“We tend to overestimate what we can accomplish in a day and underestimate what we can accomplish in a year.”

This is particularly true in the case of mergers or acquisitions. Recently, a company I founded, EMJ, was acquired by SYNNEX. Prior to that EMJ had acquired 12 other companies. The following is a list of lessons I have learned on how to do a successful merger.

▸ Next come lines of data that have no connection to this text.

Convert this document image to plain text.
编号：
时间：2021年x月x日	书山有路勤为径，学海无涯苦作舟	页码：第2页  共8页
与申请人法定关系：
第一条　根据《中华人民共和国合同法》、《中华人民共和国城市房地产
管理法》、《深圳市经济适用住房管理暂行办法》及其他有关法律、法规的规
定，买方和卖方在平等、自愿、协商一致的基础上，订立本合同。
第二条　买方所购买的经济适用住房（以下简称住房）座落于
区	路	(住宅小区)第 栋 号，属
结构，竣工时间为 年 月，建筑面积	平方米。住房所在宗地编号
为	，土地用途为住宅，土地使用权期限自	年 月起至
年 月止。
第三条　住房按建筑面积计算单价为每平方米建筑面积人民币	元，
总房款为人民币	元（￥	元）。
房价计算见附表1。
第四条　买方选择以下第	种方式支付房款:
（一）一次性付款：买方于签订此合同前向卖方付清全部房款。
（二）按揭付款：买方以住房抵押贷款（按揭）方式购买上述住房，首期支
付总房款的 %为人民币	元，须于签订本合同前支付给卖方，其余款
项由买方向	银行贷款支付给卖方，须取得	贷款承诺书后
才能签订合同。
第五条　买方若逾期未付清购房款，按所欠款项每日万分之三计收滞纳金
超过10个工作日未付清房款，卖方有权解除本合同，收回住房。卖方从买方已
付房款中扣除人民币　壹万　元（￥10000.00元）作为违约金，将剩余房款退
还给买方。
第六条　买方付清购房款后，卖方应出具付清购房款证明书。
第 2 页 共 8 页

  1. Challenge assumptions: Most management thinks all companies work more or less the same. This is not true. All businesses, even if they are in the same business are unique. The differences tend to be subtle and therefore easy to overlook. One assumption that is often made if a company is struggling is that existing management is simply no good and that it is easy for a “well run” company to solve the issue. Usually it is not.
  2. Plan Plan Plan: Mergers and acquisitions tend to be exciting. Sometimes the thrill of the deal overshadows proper detailed planning. Plan every aspect from customer, suppliers, staff etc.
  3. Plan for downside. One of the characteristics of good entrepreneurs (and I think good business people in general) is that they tend to be optimistic. However, in higher risk situations, one always needs to look at the downside and plan contingencies.
  4. Be flexible: although we need to have a plan, we need to be flexible and change the plan based on new results.
  5. Always learn: one of the things that will makes us successful as a company is to have a learning culture. Part of our challenge in the integration was a blindness of what could be learned.
  6. Persist. In the face of challenge, keep trying. Persistence got us through the integration. Persistence pays.
  7. And finally, think long term. It is the long term that makes for a truly great company.

Acquisitions tend to go through phases. The excitement and euphoria of the deal followed by the work integrating the companies and usually disappointments that the results are not as expected. But if the acquisition is planned well and truly well conceived, a third phase happens, true performance and synergy occurs.

“We tend to overestimate what we can accomplish in a day and underestimate what we can accomplish in a year.”